But she knows this: He and the thousands of other Chinese who blasted their way through the Sierra Nevada and laid track through the deserts of Nevada and northern Utah deserve more respect than the name "Chinaman's Arch" given a limestone formation at Golden Spike National Historic Site.

"Would I want my great-grandfather called 'Chinaman?' " asks Kwan, who teaches psychology at Salt Lake Community College. "It elicits these images of the bucktoothed ancient. . . . They're really negative images of the foreigner, the inscrutable."

The Utah Organization of Chinese Americans has submitted an application to the U.S. Board on Geographic Names seeking to change the arch's name to Chinese Arch.

"It's a way for us to pay homage to those who sacrificed a great deal," says Michael Kwan, Karen's brother and a justice court judge in Taylorsville.

The National Park Service does not oppose the name change, and Box Elder County commissioners support it. Gov. Jon Huntsman Jr., whose office is handling such matters until the first-year governor reconstitutes the Utah Committee on Geographic Names, has not yet weighed in.

If there is no opposition, the U.S. panel could vote on the application by year's end, according to Roger Payne, executive secretary of the Reston, Va.-based board.

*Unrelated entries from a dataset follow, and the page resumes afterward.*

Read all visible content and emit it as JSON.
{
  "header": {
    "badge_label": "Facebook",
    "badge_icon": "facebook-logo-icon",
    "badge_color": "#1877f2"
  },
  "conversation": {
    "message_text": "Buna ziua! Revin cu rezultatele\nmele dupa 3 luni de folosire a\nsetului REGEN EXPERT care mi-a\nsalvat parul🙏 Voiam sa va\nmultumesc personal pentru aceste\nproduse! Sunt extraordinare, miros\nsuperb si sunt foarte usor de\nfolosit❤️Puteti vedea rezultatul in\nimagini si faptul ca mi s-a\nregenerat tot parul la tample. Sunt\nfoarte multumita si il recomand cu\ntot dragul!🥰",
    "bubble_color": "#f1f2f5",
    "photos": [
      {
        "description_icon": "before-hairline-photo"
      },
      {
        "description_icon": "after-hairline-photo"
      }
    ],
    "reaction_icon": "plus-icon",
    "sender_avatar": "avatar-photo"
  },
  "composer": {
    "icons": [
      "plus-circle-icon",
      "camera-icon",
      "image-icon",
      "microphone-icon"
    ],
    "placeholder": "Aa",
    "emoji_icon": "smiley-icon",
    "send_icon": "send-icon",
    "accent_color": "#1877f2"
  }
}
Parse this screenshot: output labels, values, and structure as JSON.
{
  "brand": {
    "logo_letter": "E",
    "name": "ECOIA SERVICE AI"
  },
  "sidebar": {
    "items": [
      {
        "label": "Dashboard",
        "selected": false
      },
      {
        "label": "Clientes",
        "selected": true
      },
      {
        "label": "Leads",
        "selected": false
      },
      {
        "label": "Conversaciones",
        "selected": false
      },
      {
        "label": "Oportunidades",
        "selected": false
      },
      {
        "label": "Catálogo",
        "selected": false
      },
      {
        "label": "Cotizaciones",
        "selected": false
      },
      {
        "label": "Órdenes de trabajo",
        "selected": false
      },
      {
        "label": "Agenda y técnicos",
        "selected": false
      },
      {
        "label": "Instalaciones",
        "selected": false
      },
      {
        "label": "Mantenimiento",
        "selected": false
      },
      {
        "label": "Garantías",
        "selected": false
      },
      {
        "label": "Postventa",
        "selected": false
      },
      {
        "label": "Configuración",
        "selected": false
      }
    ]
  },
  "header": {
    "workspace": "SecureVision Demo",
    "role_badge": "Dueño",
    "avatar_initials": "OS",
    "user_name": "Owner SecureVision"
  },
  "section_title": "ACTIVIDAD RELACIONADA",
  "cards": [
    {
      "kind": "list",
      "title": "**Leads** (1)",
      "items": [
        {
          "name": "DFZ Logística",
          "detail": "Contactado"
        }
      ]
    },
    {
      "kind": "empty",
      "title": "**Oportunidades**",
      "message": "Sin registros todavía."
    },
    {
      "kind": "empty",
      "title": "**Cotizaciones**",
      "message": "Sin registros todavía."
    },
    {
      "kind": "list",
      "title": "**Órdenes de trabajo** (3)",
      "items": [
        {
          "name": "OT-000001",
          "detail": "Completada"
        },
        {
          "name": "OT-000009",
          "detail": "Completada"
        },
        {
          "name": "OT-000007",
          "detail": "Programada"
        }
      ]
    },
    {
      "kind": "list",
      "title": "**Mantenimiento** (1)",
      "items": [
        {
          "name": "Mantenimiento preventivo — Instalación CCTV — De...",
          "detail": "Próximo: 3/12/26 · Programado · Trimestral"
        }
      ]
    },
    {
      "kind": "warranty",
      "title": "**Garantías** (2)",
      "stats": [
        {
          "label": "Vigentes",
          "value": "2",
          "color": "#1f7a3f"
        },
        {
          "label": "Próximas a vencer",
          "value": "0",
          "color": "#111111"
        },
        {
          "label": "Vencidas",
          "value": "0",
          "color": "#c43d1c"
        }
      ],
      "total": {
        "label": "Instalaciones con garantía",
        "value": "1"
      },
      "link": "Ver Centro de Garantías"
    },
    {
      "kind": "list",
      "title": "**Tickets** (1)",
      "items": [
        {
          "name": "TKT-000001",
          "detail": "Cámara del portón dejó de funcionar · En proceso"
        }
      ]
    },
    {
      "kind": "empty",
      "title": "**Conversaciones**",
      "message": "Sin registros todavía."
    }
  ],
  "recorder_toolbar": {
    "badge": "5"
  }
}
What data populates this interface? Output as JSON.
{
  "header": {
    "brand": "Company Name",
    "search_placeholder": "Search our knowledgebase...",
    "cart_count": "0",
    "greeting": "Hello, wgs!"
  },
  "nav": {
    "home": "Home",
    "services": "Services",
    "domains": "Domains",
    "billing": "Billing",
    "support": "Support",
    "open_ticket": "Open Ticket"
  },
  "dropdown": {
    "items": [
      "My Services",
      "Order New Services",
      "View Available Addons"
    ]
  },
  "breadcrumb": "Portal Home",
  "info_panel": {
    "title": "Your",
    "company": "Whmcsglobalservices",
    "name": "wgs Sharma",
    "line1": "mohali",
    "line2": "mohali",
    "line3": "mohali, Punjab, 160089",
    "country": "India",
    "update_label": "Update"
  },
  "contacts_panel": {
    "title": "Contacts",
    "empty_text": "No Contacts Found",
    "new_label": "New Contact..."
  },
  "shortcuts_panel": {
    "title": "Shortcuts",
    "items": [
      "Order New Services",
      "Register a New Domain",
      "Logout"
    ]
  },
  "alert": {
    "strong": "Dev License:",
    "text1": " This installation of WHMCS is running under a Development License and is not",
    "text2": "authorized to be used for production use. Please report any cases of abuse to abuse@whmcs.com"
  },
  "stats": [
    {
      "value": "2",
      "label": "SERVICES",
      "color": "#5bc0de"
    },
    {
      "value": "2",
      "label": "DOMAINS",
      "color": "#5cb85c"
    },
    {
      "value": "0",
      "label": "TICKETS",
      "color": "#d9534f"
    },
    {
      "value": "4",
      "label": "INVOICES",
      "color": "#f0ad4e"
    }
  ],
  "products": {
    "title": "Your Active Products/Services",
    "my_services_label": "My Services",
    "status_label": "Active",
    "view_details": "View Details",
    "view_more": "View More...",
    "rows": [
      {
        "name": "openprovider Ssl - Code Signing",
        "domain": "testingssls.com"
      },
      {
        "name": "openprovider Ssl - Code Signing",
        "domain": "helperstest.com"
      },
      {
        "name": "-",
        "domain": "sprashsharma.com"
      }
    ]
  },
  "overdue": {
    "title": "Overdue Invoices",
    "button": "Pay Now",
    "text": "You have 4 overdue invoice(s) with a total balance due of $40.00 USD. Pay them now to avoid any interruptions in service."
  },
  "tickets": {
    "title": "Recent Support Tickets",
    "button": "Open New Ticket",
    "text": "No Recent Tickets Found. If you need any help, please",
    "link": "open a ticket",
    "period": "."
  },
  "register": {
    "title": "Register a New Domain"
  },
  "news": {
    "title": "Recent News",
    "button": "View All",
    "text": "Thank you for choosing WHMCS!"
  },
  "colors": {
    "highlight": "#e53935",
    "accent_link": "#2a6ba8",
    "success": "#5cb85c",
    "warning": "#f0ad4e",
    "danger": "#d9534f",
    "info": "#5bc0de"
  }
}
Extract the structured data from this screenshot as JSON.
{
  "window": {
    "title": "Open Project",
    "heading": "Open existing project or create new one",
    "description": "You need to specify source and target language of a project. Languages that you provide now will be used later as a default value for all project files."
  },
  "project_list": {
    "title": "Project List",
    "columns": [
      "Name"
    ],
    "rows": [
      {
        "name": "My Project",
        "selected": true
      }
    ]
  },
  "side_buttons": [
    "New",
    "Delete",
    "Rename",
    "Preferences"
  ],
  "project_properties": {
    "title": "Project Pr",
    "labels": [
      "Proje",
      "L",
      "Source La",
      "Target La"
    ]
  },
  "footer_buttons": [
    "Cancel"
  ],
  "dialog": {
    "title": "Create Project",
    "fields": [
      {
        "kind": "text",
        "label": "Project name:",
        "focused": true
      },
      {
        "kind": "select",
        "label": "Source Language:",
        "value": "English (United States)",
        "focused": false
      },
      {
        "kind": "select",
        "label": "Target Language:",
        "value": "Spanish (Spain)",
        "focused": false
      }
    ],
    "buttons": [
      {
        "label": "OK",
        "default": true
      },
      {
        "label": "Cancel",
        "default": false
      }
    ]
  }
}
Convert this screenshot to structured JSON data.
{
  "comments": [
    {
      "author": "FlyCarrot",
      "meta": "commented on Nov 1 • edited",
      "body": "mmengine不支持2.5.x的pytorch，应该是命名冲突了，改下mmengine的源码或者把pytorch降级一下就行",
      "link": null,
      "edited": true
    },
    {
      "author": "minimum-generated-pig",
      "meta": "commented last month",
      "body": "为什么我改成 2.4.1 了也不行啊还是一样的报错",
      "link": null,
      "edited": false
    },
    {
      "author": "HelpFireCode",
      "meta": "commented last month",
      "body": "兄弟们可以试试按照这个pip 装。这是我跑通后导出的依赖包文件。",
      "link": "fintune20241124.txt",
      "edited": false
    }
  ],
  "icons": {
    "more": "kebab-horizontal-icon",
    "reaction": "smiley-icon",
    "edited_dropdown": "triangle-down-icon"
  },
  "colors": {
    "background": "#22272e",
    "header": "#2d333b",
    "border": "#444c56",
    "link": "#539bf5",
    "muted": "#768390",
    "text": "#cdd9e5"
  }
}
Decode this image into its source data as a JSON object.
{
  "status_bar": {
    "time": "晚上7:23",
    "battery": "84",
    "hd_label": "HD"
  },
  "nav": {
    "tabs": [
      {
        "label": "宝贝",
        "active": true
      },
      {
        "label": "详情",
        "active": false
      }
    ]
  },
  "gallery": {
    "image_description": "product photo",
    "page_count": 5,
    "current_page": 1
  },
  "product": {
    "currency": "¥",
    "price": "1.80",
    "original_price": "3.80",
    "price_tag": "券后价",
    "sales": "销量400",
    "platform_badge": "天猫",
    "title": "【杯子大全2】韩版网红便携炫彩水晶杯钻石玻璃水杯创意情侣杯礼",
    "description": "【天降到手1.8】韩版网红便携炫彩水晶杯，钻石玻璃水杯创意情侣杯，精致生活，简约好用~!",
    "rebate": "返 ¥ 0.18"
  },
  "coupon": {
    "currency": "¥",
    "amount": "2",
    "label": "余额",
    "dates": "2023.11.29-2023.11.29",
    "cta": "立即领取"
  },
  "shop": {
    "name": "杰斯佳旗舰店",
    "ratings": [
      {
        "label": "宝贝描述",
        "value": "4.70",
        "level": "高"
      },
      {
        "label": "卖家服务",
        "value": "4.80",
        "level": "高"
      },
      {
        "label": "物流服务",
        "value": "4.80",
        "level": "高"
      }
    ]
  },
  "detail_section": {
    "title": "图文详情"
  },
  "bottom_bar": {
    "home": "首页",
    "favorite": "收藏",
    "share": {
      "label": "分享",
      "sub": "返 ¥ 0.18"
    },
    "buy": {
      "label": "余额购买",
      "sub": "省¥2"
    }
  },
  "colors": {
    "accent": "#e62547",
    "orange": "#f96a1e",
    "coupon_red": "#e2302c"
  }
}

The federal panel doesn't really care what names are used for geographic features. It just wants to ensure consistency for public safety, Payne says. However, the board does encourage applications to replace disparaging names.

And Chinaman's Arch is plainly that, says Jeanny Wang, chairwoman of the Utah Organization of Chinese Americans.

"Our understanding was the arch was named in honor of the Chinese railroad workers. This is a term that does not honor them." Just how the 6-foot-by-20-foot rock arch came by its name is not recorded, says Melissa Cobern, chief ranger at the Golden Spike National Historic Site, 25 miles northwest of Brigham City.

Area residents in their 80s and 90s tell Cobern the arch has had that name for as long as they can remember.

It may have been named for the 11,000-plus Chinese workers who drove the teams, drilled through rock and hammered the spikes for 700 miles of Central Pacific rail from Sacramento, Calif., to Promontory. They outnumbered the CP's Irish laborers by 9 to 1.

The rail met the Union Pacific line from the east on May 10, 1869, at what is now the 2,700-acre national historic site, opening the West to commerce.

Or, says Cobern, the arch might commemorate the Chinese who later lived in nearby camps and maintained the rails for Central Pacific.

"Some of that has been lost to history," Cobern says.

Kwan says she first became aware of the arch's name during the 130th celebration of the completion of the transcontinental railroad. The arch is marked with an interpretive sign on the east motor route through the historic site.

In the years since that 1999 celebration, several books have been published highlighting the contributions of the "faceless" Chinese workers.

The historic site itself has created an exhibit that includes Chinese coins, gaming pieces, a ginger container and soy sauce jar. Previously, only a plaque commemorated the laborers.

In 2001, the Chinese American community began planning a campaign to change the arch's name, Kwan says.

The Organization of Chinese Americans staged its national convention in Salt Lake City, and hundreds of members drove to Promontory to visit the historic site.

At the suggestion of a member, who is a photographer, they arrayed themselves around the train engine for a group photo, in solidarity with the Chinese workers who 132 years earlier were excluded from the pictures marking the historic moment.

Chinese workers were present May 10, 1869, and indeed hammered the last spikes partway so visiting dignitaries could complete the task easily. Before the celebration was over, they were cheered in the rail car of the Central Pacific's project superintendent, who invited several Chinese to dine with him.

An estimated 1,300 Chinese workers had died in the dangerous, four-year endeavor. Some froze in the mountains of California, some fell to their deaths as they were suspended from ropes to chisel away at rock and others perished in the black-powder blasts to remove rock.

But the famous photo from that day does not show the Chinese, Kwan notes.

The Chinese American community hopes the arch soon will have a new name, though a proposal to change the name of Chink Peak in Idaho to China Peak took two years because of opposition.

"We're not counting our blessings yet," Kwan says.